New White House Spokesman Begins Work

By: Deb Riechmann, Associated Press Writer

(AP) First day on the job, Scott McClellan showed he’ll be a cautious White House press secretary, eager to establish rapport with reporters but careful not to let secrets slip from his lips.

Asked Tuesday to disclose when President Bush would decide about sending U.S. peacekeepers in Liberia, McClellan replied, coyly: “I want to finish my first day.”

McClellan, a 35-year-old easygoing Texan, is President Bush’s new affable but tough spokesman true to the style of the tightlipped Bush White House. While he often discusses issues more expansively than some of his colleagues, McClellan also can frustrate reporters by sticking to the administration’s “talking points” — talking around an issue and leaving questions essentially unanswered.

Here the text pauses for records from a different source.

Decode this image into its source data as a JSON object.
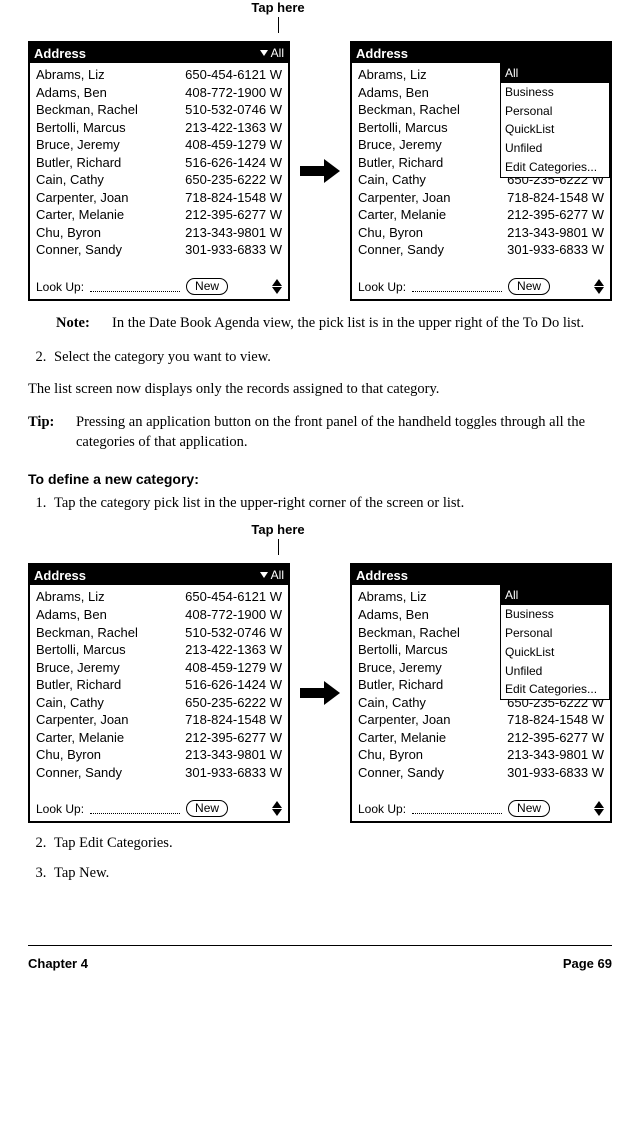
{
  "fig1": {
    "tap_here_label": "Tap here",
    "header_title": "Address",
    "cat_picker_value": "All",
    "lookup_label": "Look Up:",
    "new_btn_label": "New",
    "entries": [
      {
        "name": "Abrams, Liz",
        "num": "650-454-6121 W"
      },
      {
        "name": "Adams, Ben",
        "num": "408-772-1900 W"
      },
      {
        "name": "Beckman, Rachel",
        "num": "510-532-0746 W"
      },
      {
        "name": "Bertolli, Marcus",
        "num": "213-422-1363 W"
      },
      {
        "name": "Bruce, Jeremy",
        "num": "408-459-1279 W"
      },
      {
        "name": "Butler, Richard",
        "num": "516-626-1424 W"
      },
      {
        "name": "Cain, Cathy",
        "num": "650-235-6222 W"
      },
      {
        "name": "Carpenter, Joan",
        "num": "718-824-1548 W"
      },
      {
        "name": "Carter, Melanie",
        "num": "212-395-6277 W"
      },
      {
        "name": "Chu, Byron",
        "num": "213-343-9801 W"
      },
      {
        "name": "Conner, Sandy",
        "num": "301-933-6833 W"
      }
    ],
    "dropdown": {
      "selected": "All",
      "items": [
        "All",
        "Business",
        "Personal",
        "QuickList",
        "Unfiled",
        "Edit Categories..."
      ]
    }
  },
  "note": {
    "label": "Note:",
    "text": "In the Date Book Agenda view, the pick list is in the upper right of the To Do list."
  },
  "step2_text": "Select the category you want to view.",
  "post_step_text": "The list screen now displays only the records assigned to that category.",
  "tip": {
    "label": "Tip:",
    "text": "Pressing an application button on the front panel of the handheld toggles through all the categories of that application."
  },
  "section_heading": "To define a new category:",
  "def_step1": "Tap the category pick list in the upper-right corner of the screen or list.",
  "def_step2": "Tap Edit Categories.",
  "def_step3": "Tap New.",
  "footer": {
    "left": "Chapter 4",
    "right": "Page 69"
  }
}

He used that tactic at his first briefing when reporters dogged him with questions about the president’s miscue in his State of the Union address when he claimed Iraq had tried to acquire uranium from Africa. No fewer than nine times, McClellan replied by saying: “I think we’ve addressed this issue,” “This has been addressed,” or This has been addressed over the last few days.”

“This question hasn’t been answered!” one reporter shot back.

McClellan offered a little more, then held his ground, closing out his answer with the mantra: “I mean, this has been addressed.” Asked about it later, McClellan defended his answer saying, “I wanted to make the point that we HAVE addressed it.”

Later in the briefing when a reporter got overzealous about getting McClellan to call on him, he calmly explained why he was taking a question from another reporter first. “I’m not going anywhere,” he said.

A few hours after the formal briefing, McClellan strolled back to the press corps’ quarters in the West Wing to chat.

“I think it’s been a fairly busy, somewhat routine day,” he said, summing up his first day.

He said he wasn’t sure whether the president had listened to any of his White House briefing debut. Nonetheless, at a meeting later, McClellan said Bush told him “Good job.”

“Thank you, I appreciate that,” McClellan said he told Bush.

There were more in-house niceties. A tradition among press secretaries since the 1970s, his predecessor Ari Fleischer left his successor a handwritten note. The collection of notes are tucked in a bulletproof vest that hangs in a closet in the press secretary’s office. Bulky bulletproof material sewn inside the dressy black vest, with a blue flower pattern, makes it hang heavy on its hanger.

It’s tradition too not to disclose the contents. “It was a very nice note” was all McClellan would say.

For the past two years, McClellan has been the No. 2 White House spokesman, watching Fleischer’s daily briefings from the sidelines and occasionally filling in. He joined Bush’s statehouse office in Texas in early 1999 and soon became then Gov. Bush’s deputy communications director. He was the traveling press secretary for the Bush 2000 presidential campaign.

His mother, Carole Keeton Strayhorn, has served as mayor of Austin and as Texas railroad commissioner and is currently the state’s comptroller. He was campaign manager for his mother three times, each effort a success. McClellan’s brother, Mark, is commissioner of the Food and Drug Administration.